Answer
See the detailed answer below.
Work Step by Step
Since one of the initial protons was at rest and the other was moving which means that there is an initial momentum and energy; and since the 4 products' protons are having the same mass and the same speed, then we can consider them as one object which mass is given by $m=4m_{\rm p}$.

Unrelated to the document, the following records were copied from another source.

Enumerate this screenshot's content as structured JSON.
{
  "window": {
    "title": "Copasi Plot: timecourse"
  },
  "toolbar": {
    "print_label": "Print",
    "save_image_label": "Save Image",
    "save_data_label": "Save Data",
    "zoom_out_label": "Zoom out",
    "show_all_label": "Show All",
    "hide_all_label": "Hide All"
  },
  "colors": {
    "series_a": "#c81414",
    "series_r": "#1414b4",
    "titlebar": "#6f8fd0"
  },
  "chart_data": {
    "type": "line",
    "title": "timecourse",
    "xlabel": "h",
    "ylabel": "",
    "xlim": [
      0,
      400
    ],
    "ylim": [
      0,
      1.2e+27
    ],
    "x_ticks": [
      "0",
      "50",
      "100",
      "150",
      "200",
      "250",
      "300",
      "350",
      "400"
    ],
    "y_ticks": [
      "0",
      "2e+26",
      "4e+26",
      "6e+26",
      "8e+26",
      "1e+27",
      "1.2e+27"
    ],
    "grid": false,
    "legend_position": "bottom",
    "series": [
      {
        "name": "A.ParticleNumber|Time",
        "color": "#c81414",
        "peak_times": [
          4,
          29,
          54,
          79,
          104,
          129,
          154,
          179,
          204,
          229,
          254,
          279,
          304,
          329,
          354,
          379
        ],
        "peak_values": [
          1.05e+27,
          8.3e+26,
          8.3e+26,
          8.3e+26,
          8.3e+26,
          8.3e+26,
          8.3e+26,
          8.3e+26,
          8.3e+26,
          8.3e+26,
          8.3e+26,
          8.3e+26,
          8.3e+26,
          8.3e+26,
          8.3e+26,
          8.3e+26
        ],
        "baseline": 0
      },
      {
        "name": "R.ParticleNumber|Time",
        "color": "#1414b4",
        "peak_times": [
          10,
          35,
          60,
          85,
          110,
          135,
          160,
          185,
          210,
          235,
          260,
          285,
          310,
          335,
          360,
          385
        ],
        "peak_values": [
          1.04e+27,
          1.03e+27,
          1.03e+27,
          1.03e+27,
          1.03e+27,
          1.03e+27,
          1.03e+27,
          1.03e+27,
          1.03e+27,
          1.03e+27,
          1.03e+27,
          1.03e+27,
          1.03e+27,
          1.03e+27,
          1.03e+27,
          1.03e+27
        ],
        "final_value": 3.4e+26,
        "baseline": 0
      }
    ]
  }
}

Now we need to find the $Q$-value of the reaction;
$$Q=2Q_{\rm p}-4Q_{\rm p}$$
$$Q=(2m_{\rm p}-4m_{\rm p})c^2=-2m_pc^2\tag 1$$
According to energy conservation;
$$E_{\rm p}+E_{\rm p,rest}=E_{\rm 4p}$$
Where $E_{\rm 4p}$ is the energy of the four product protons which is given by $E=KE+mc^2$;
$$\overbrace{E_{\rm p}}^{KE+mc^2}+\overbrace{E_{\rm p,rest}}^{\overbrace{KE}^{0}+mc^2}=KE_{\rm 4p}+4m_pc^2$$
$$KE_{\rm p,max}+m_pc^2 +m_pc^2 =KE_{\rm 4p}+4m_pc^2$$
Solving for $KE_{\rm p,max}$ which is the threshold energy
$$KE_{\rm p,max} =KE_{\rm 4p}+2m_pc^2\tag 2$$
According to momentum conservation;
$$p_{\rm p}+0=p_{\rm 4p}$$
Multiplying both sides by $c$ and then squaring both sides so we can use the formula of $E^2=p^2c^2+m^2c^4$ which gave us $p^2c^2=E^2-m^2c^4$
$$p_{\rm p}^2c^2=p_{\rm 4p}^2c^2$$
So that;
$$E_{\rm p}^2-m_{\rm p}^2c^4=E_{\rm 4p}^2-m_{\rm 4p}^2c^4$$
$$E_{\rm p}^2-m_{\rm p}^2c^4=E_{\rm 4p}^2-(4m_{\rm p})^2c^4$$
$$E_{\rm p}^2 =E_{\rm 4p}^2-15m_{\rm p}^2c^4$$
$$(KE_{\rm p,max}+m_pc^2 )^2 =(KE_{\rm 4p}+4m_pc^2)^2-15m_{\rm p}^2c^4$$
Plugging $KE_{\rm 4p}$ from (2); $KE_{\rm 4p}=KE_{\rm p,max} -2m_pc^2$;
Thus;
$$(KE_{\rm p,max}+m_pc^2 )^2 =(KE_{\rm p,max} -2m_pc^2+4m_pc^2)^2-15m_{\rm p}^2c^4$$
$$(KE_{\rm p,max}+m_pc^2 )^2 =(KE_{\rm p,max} +2m_pc^2)^2-15m_{\rm p}^2c^4$$
$$ KE^2_{\rm p,max}+2 m_pc^2KE_{\rm p,max}+m^2_pc^4 =\\
KE_{\rm p,max}^2+4m_pc^2KE_{\rm p,max} +4m^2_pc^4 -15m_{\rm p}^2c^4$$
$$ m^2_pc^4 -( 4m^2_pc^4 -15m_{\rm p}^2c^4) = 4m_pc^2KE_{\rm p,max} -2 m_pc^2KE_{\rm p,max}$$
Therefore;
$$ 2m_pc^2KE_{\rm p,max} =12m^2_pc^4 $$
$$ KE_{\rm p,max} =\dfrac{12m^2_pc^4 }{ 2m_pc^2}=6m_pc^2$$
Divide by (1);
$$ \dfrac{ KE_{\rm p,max} }{Q} =\dfrac{6m_pc^2}{2m_pc^2}=|-3|=3$$
And hence;
$$ \boxed{KE_{\rm p,max} =3Q}$$